Schokland and Giethoorn
The first day of a short holiday in our own country brought us Schokland and Giethoorn. After much deliberation, we decided to visit one of the more beautiful nature provinces of our country Drenthe. We didn’t think we’d be so pleasantly surprised on the first day. Where we are very much looking forward to the Weerribben and Wieden. But also The Drents Friese Wold, Dwingelerveld, Baloerveld etc. Today we thought we’d bite the bullet and go touristy.
On the way to Giethoorn and our hotel in Drenthe we noticed signs saying Schokland Unesco Heritage. I’ve never heard of it. Wow, what an interesting development have happened on and around Schokland. Our first Unesco heritage and never heard of it before, a fine example of our eternal struggle against the water. Schokland is a good example of what different ice ages and temperature fluctuations do with a country that is surrounded by water and often even below sea level.

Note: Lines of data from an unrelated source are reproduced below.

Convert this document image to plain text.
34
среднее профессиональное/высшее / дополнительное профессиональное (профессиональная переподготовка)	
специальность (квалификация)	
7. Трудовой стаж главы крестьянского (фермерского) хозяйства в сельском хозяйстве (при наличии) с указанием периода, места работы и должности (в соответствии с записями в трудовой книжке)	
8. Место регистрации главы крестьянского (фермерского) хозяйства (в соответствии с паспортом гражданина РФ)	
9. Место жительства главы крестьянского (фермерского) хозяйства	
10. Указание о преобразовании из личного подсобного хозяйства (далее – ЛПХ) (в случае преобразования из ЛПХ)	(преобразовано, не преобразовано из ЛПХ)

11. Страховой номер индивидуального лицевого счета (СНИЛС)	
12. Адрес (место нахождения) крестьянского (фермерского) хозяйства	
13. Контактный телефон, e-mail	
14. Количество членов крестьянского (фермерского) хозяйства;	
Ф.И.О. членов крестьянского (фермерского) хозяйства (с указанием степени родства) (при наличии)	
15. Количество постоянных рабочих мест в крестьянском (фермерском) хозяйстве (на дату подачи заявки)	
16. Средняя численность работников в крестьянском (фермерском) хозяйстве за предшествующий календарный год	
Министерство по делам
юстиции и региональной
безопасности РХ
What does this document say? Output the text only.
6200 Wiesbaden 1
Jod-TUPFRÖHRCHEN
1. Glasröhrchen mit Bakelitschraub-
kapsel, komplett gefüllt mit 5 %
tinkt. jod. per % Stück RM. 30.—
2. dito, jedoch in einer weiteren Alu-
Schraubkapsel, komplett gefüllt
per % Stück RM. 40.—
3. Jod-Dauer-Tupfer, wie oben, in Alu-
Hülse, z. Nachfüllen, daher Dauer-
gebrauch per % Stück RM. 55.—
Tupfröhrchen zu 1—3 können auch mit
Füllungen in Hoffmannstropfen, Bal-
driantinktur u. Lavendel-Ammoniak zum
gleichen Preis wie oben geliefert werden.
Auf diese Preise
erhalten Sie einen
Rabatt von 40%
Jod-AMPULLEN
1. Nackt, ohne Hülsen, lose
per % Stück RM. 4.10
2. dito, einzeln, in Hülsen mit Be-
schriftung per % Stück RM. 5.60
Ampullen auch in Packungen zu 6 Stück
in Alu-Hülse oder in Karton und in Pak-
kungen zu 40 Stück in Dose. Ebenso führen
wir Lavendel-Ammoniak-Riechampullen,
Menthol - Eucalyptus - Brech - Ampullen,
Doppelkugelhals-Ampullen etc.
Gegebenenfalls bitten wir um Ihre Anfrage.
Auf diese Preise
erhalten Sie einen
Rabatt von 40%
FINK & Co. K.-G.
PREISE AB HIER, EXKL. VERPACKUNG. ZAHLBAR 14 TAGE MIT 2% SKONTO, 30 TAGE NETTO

If ever there was a time for us to visit Giethoorn, I think it has been now. Honestly, we enjoyed it. And learned a lot about this Venice from the low countries. Created by peat extraction that ran differently than planned. Dry islands that were made too small and too low, so that the Zuiderzee occasionally swirled inwards and flooded the place. Almost nowhere deeper than 1 meter, the sight of all that water is still very impressive.
That Giethoorn has become so terribly touristy is all thanks to a film, de fanfare, by Bert Haanstra. People came to the village because of this film. The farmers in the village saw an oportunity to make more and easier money and the rest is history. Today, however, there was very little sign of tourism. I imagine that this could have disastrous consequences for local entrepreneurs. For us, however, it was a relief.